- WE'RE JUST RANDOM SPECKS OF DUST IN A TORNADO TO THE MARKETS .......
- CHARTISTS MUST PUT ALL BIAS ASIDE AND LET THE CHARTS DO THE TALKING OR WE'LL SEE ONLY WHAT WE WANT TO SEE
- This blog has a copy of all header posts that I publish anywhere, so that those interested in seeing what my thoughts are on the markets can find them easily.
- I will be answering questions and responding to comments, so feel free to respond to any posts and I will see your comment even if it is not on the most recent post.
- If you're interested in seeing any intraday charts I post, I do that on twitter, and my twitter handle is @shjackcharts.
- The charts in the posts are as large as I can practically make them. if you would like to look at one more closely, click on it, and the link will take you to a larger version at screencast. If you click on that again, you will get a full page version, and can use the resizing function on your browser to enlarge parts of interest further.

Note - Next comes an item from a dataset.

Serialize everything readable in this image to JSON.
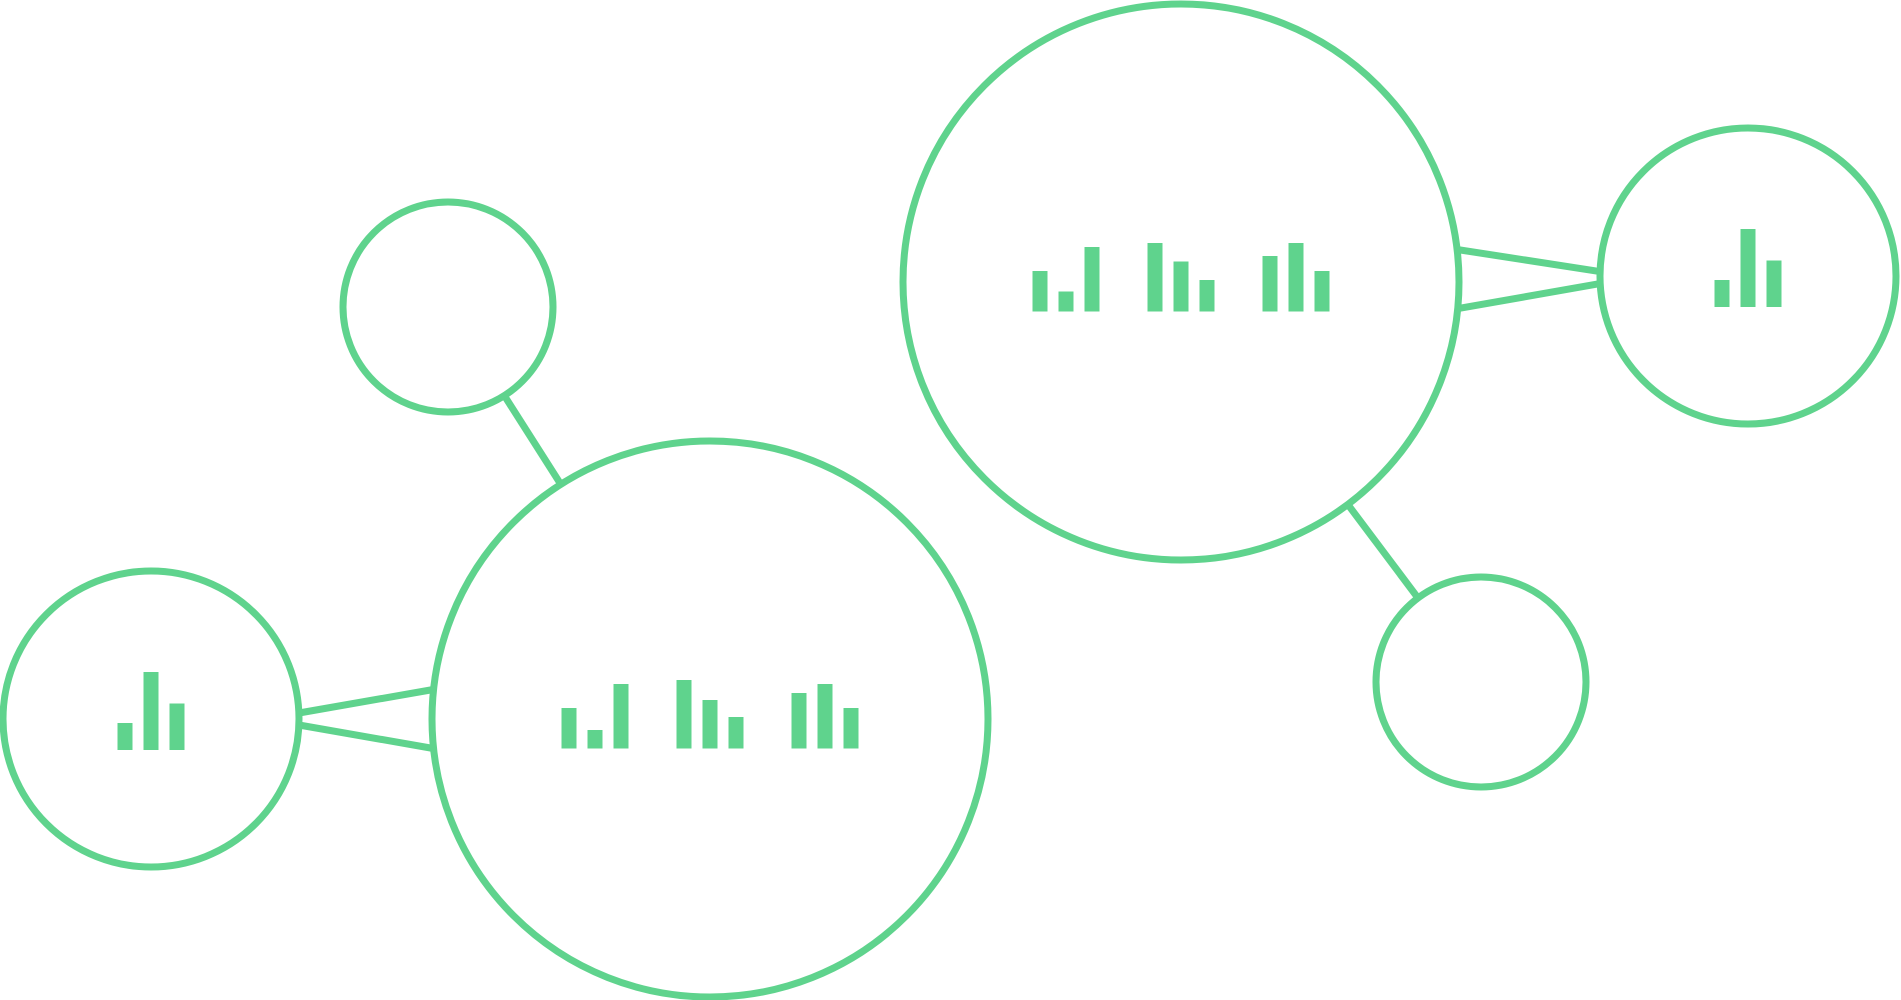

Thursday, 1 September 2011

Another Crossroads


With ES testing 1200 at the time of writing we are seeing the first significant pullback since the low last Friday, and looking at a number of charts here this might be a turning point of real significance. On SPX we now have a perfect rising channel from the August lows, which would make a break in either direction more significant, but also delivers a potential downside target in the 1140 area, which would retrace almost all of the gains since the low last Friday. I have some potential support at a broken declining resistance trendline in the 1190 area:
There are two charts in particular which are suggesting that we might see a very significant retracement here, and the first (weaker) chart is on EURUSD, where a sloppy triangle has formed in recent weeks. The upper trendline of the triangle is choppy, but the rising support trendline is solid, and the support break has me looking for a test of the main rising support trendline from the 2010 low at just under 1.40. The correlation with equities hasn't been very strong in recent weeks, but for what it's worth that would look bearish for equities:
The more interesting thing to watch however is the perfect rectangle that has formed on the ZB (30yr treaury futures) 60min chart. Under the circumstances this would be a rectangle bottom, with a 55% chance of breaking down, but these patterns are very high probability performers on a break up, and there would then be an 85% probability of making the rectangle target at 141'20, which would be a new high, and that would be very bearish for equities. ZB is testing rectangle resistance at the moment, and if ZB breaks up tomorrow, then I would expect SPX to break likely support in the 1190 area.  If ZB retreats towards the bottom of the rectangle tomorrow however, then support in the 1190 area will most likely hold, and we might well then see another test of the upper trendline on the main SPX rising channel:
The other chart I'll be watching is the NDX chart, though the targets don't fit well with the SPX chart unless NDX falls far harder than SPX, which hasn't been the case so far. On NDX I'm looking at the open gap from Monday's gap up, and below that what should be strong support at broken declining resistance in the 2145 area. Any lower than that would suggest another test of the lows:
I'm leaning bearish here, but I'll be watching the ZB chart for confirmation. A break towards new highs on bonds here would look very bearish for equities.